Agriculture developed independently around the world exemplifying the human tenacity for cultivation technology. Archaeologists find evidence dating the beginning of agriculture in Egypt to be as early as 12,000 BC and in Asia in 10,000 BC. The Fertile Crescent began cultivation of wheat, barley, and legumes in 7,000 BC to 5,000 BC. The inhabitors of the “New World” produced crops of maize, beans, squashes, and potatoes in 5,000 to 3,000 BC. [i] About 88% of all humans alive today speak some language belonging to one or another of a mere seven language families confined in the early Holocene to two small areas of Eurasia that happened to become the earliest centers of domestication — the Fertile Crescent and parts of China.[ii] Agriculture allowed for the advanced development of these societies.
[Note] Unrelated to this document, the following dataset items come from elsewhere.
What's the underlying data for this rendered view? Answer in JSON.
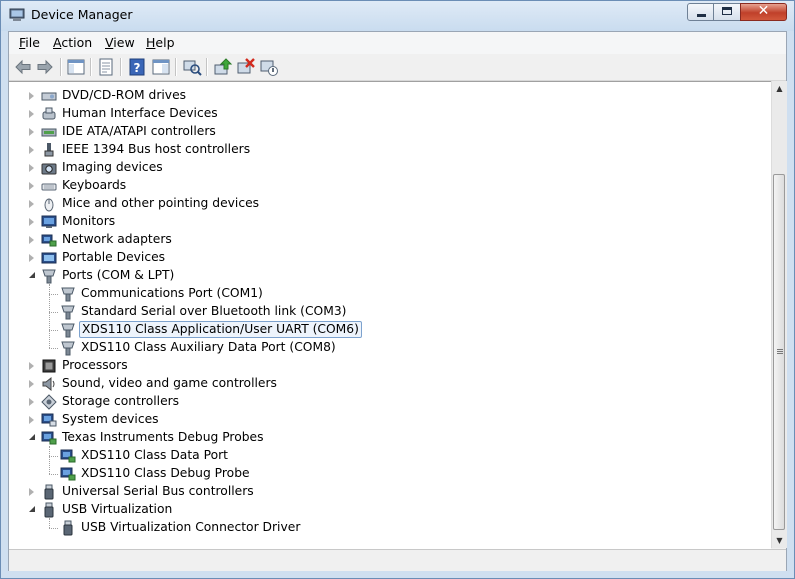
{
  "window": {
    "title": "Device Manager"
  },
  "menu": {
    "file": "File",
    "action": "Action",
    "view": "View",
    "help": "Help"
  },
  "tree": {
    "categories": [
      {
        "label": "DVD/CD-ROM drives",
        "icon": "dvd-drive-icon"
      },
      {
        "label": "Human Interface Devices",
        "icon": "hid-icon"
      },
      {
        "label": "IDE ATA/ATAPI controllers",
        "icon": "ide-controller-icon"
      },
      {
        "label": "IEEE 1394 Bus host controllers",
        "icon": "ieee1394-icon"
      },
      {
        "label": "Imaging devices",
        "icon": "camera-icon"
      },
      {
        "label": "Keyboards",
        "icon": "keyboard-icon"
      },
      {
        "label": "Mice and other pointing devices",
        "icon": "mouse-icon"
      },
      {
        "label": "Monitors",
        "icon": "monitor-icon"
      },
      {
        "label": "Network adapters",
        "icon": "network-adapter-icon"
      },
      {
        "label": "Portable Devices",
        "icon": "portable-device-icon"
      },
      {
        "label": "Ports (COM & LPT)",
        "icon": "port-icon"
      },
      {
        "label": "Communications Port (COM1)",
        "icon": "port-icon"
      },
      {
        "label": "Standard Serial over Bluetooth link (COM3)",
        "icon": "port-icon"
      },
      {
        "label": "XDS110 Class Application/User UART (COM6)",
        "icon": "port-icon"
      },
      {
        "label": "XDS110 Class Auxiliary Data Port (COM8)",
        "icon": "port-icon"
      },
      {
        "label": "Processors",
        "icon": "processor-icon"
      },
      {
        "label": "Sound, video and game controllers",
        "icon": "speaker-icon"
      },
      {
        "label": "Storage controllers",
        "icon": "storage-controller-icon"
      },
      {
        "label": "System devices",
        "icon": "system-device-icon"
      },
      {
        "label": "Texas Instruments Debug Probes",
        "icon": "debug-probe-icon"
      },
      {
        "label": "XDS110 Class Data Port",
        "icon": "debug-probe-icon"
      },
      {
        "label": "XDS110 Class Debug Probe",
        "icon": "debug-probe-icon"
      },
      {
        "label": "Universal Serial Bus controllers",
        "icon": "usb-icon"
      },
      {
        "label": "USB Virtualization",
        "icon": "usb-icon"
      },
      {
        "label": "USB Virtualization Connector Driver",
        "icon": "usb-icon"
      }
    ]
  },
  "status": {
    "text": ""
  },
  "colors": {
    "selection_border": "#7da2ce",
    "selection_fill": "#eef4fc",
    "title_gradient_top": "#dfeaf6",
    "close_red": "#c0402a"
  }
}
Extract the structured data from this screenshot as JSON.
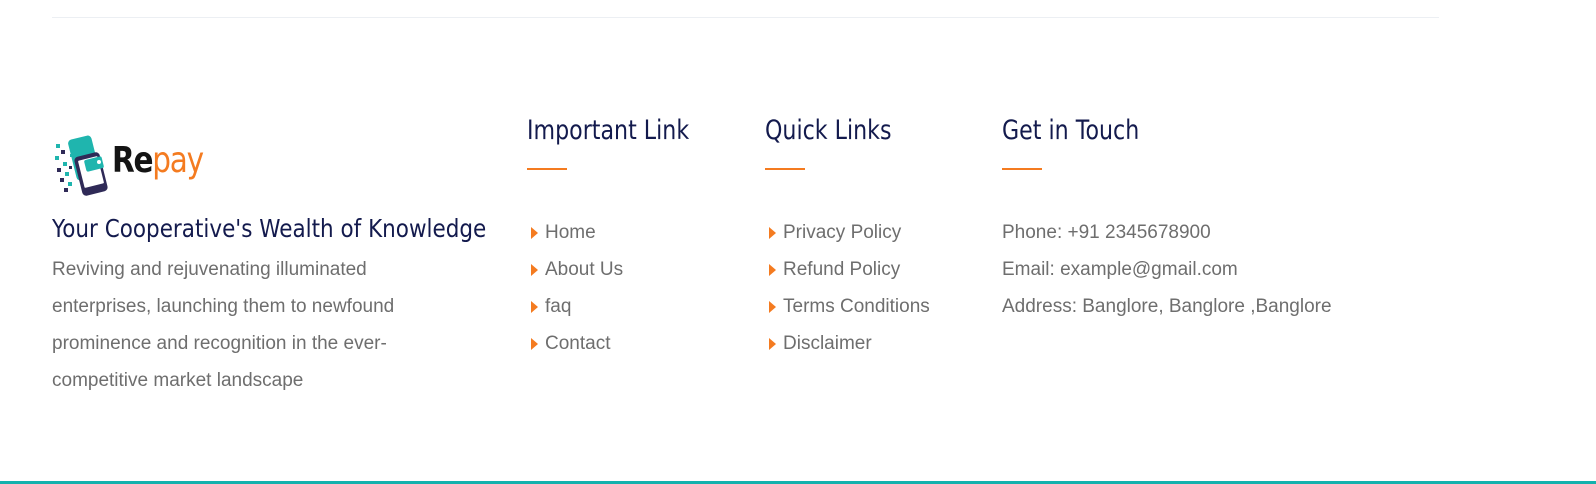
{
  "brand": {
    "logo_re": "Re",
    "logo_pay": "pay",
    "tagline": "Your Cooperative's Wealth of Knowledge",
    "description": "Reviving and rejuvenating illuminated enterprises, launching them to newfound prominence and recognition in the ever-competitive market landscape"
  },
  "important_links": {
    "title": "Important Link",
    "items": [
      "Home",
      "About Us",
      "faq",
      "Contact"
    ]
  },
  "quick_links": {
    "title": "Quick Links",
    "items": [
      "Privacy Policy",
      "Refund Policy",
      "Terms Conditions",
      "Disclaimer"
    ]
  },
  "get_in_touch": {
    "title": "Get in Touch",
    "phone": "Phone: +91 2345678900",
    "email": "Email: example@gmail.com",
    "address": "Address: Banglore, Banglore ,Banglore"
  },
  "colors": {
    "heading": "#131a4d",
    "accent": "#f47b20",
    "text": "#6e6e6e",
    "bottom_strip": "#13b1ad"
  },
  "icons": {
    "list_bullet": "caret-right-icon",
    "logo": "phone-wallet-logo-icon"
  }
}
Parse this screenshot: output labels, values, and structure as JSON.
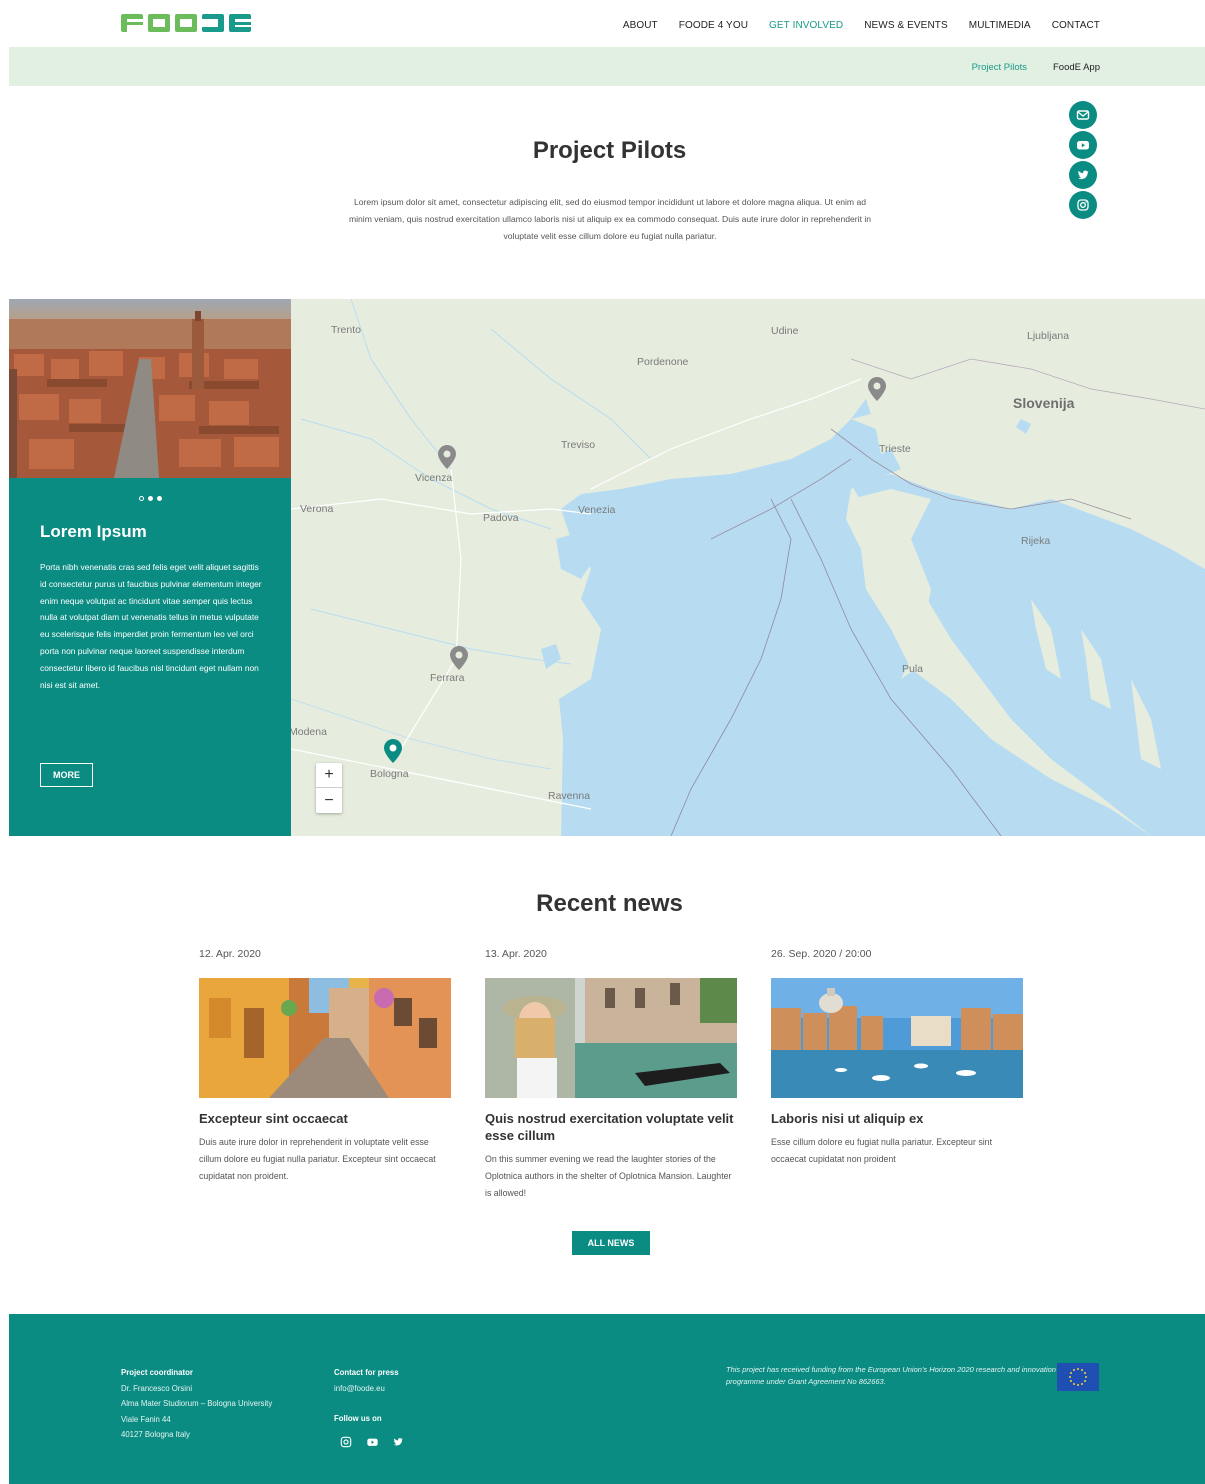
{
  "header": {
    "logo_text": "FOODE",
    "nav": [
      {
        "label": "ABOUT"
      },
      {
        "label": "FOODE 4 YOU"
      },
      {
        "label": "GET INVOLVED",
        "active": true
      },
      {
        "label": "NEWS & EVENTS"
      },
      {
        "label": "MULTIMEDIA"
      },
      {
        "label": "CONTACT"
      }
    ],
    "subnav": [
      {
        "label": "Project Pilots",
        "active": true
      },
      {
        "label": "FoodE App"
      }
    ]
  },
  "social_icons": [
    "mail-icon",
    "youtube-icon",
    "twitter-icon",
    "instagram-icon"
  ],
  "intro": {
    "title": "Project Pilots",
    "text": "Lorem ipsum dolor sit amet, consectetur adipiscing elit, sed do eiusmod tempor incididunt ut labore et dolore magna aliqua. Ut enim ad minim veniam, quis nostrud exercitation ullamco laboris nisi ut aliquip ex ea commodo consequat. Duis aute irure dolor in reprehenderit in voluptate velit esse cillum dolore eu fugiat nulla pariatur."
  },
  "pilot_panel": {
    "title": "Lorem Ipsum",
    "text": "Porta nibh venenatis cras sed felis eget velit aliquet sagittis id consectetur purus ut faucibus pulvinar elementum integer enim neque volutpat ac tincidunt vitae semper quis lectus nulla at volutpat diam ut venenatis tellus in metus vulputate eu scelerisque felis imperdiet proin fermentum leo vel orci porta non pulvinar neque laoreet suspendisse interdum consectetur libero id faucibus nisl tincidunt eget nullam non nisi est sit amet.",
    "more_label": "MORE",
    "slide_dots": 3,
    "active_dot": 0
  },
  "map": {
    "labels": {
      "trento": "Trento",
      "udine": "Udine",
      "ljubljana": "Ljubljana",
      "pordenone": "Pordenone",
      "slovenija": "Slovenija",
      "treviso": "Treviso",
      "trieste": "Trieste",
      "vicenza": "Vicenza",
      "verona": "Verona",
      "padova": "Padova",
      "venezia": "Venezia",
      "rijeka": "Rijeka",
      "ferrara": "Ferrara",
      "pula": "Pula",
      "modena": "Modena",
      "bologna": "Bologna",
      "ravenna": "Ravenna"
    },
    "zoom_in": "+",
    "zoom_out": "−",
    "colors": {
      "land": "#e6eddf",
      "water": "#b7dcf2",
      "pin_grey": "#8a8a8a",
      "pin_active": "#0a8c83"
    }
  },
  "news": {
    "title": "Recent news",
    "items": [
      {
        "date": "12. Apr. 2020",
        "headline": "Excepteur sint occaecat",
        "body": "Duis aute irure dolor in reprehenderit in voluptate velit esse cillum dolore eu fugiat nulla pariatur. Excepteur sint occaecat cupidatat non proident."
      },
      {
        "date": "13. Apr. 2020",
        "headline": "Quis nostrud exercitation voluptate velit esse cillum",
        "body": "On this summer evening we read the laughter stories of the Oplotnica authors in the shelter of Oplotnica Mansion. Laughter is allowed!"
      },
      {
        "date": "26. Sep. 2020  /  20:00",
        "headline": "Laboris nisi ut aliquip ex",
        "body": "Esse cillum dolore eu fugiat nulla pariatur. Excepteur sint occaecat cupidatat non proident"
      }
    ],
    "all_news_label": "ALL NEWS"
  },
  "footer": {
    "coordinator": {
      "heading": "Project coordinator",
      "lines": [
        "Dr. Francesco Orsini",
        "Alma Mater Studiorum – Bologna University",
        "Viale Fanin 44",
        "40127 Bologna Italy"
      ]
    },
    "press": {
      "heading": "Contact for press",
      "email": "info@foode.eu",
      "follow": "Follow us on"
    },
    "funding": "This project has received funding from the European Union's Horizon 2020 research and innovation programme under Grant Agreement No 862663.",
    "accent": "#0a8c83"
  }
}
Like the development of farming practice around the world, UCSC has pockets of garden and farming communities on its campus. Some of these gardens were developed in partnership with each other, but many came about independently. This pattern of production exists on large scale and on the small scale, as seen here on our campus. Each community is unique in design but all function as systems of food production and are valued for their educational experience. PICA provides students with the opportunity to learn gardening skills as well as functions as an agroecology community, developed and continued by a dedicated and diverse group of students.


[i] Hughes, J. Donald. An Environmental History of the World: Humankind’s Changing Role in the Community of Life. 2nd ed. only. New York: Routledge, 2009.

[ii] Diamond, Jarod. “Evolution, Consequences and Future of Plant and Animal Domestication.” Nature.com. Nature Publishing Group, 08 Aug. 2002. Web. 04 Mar. 2014.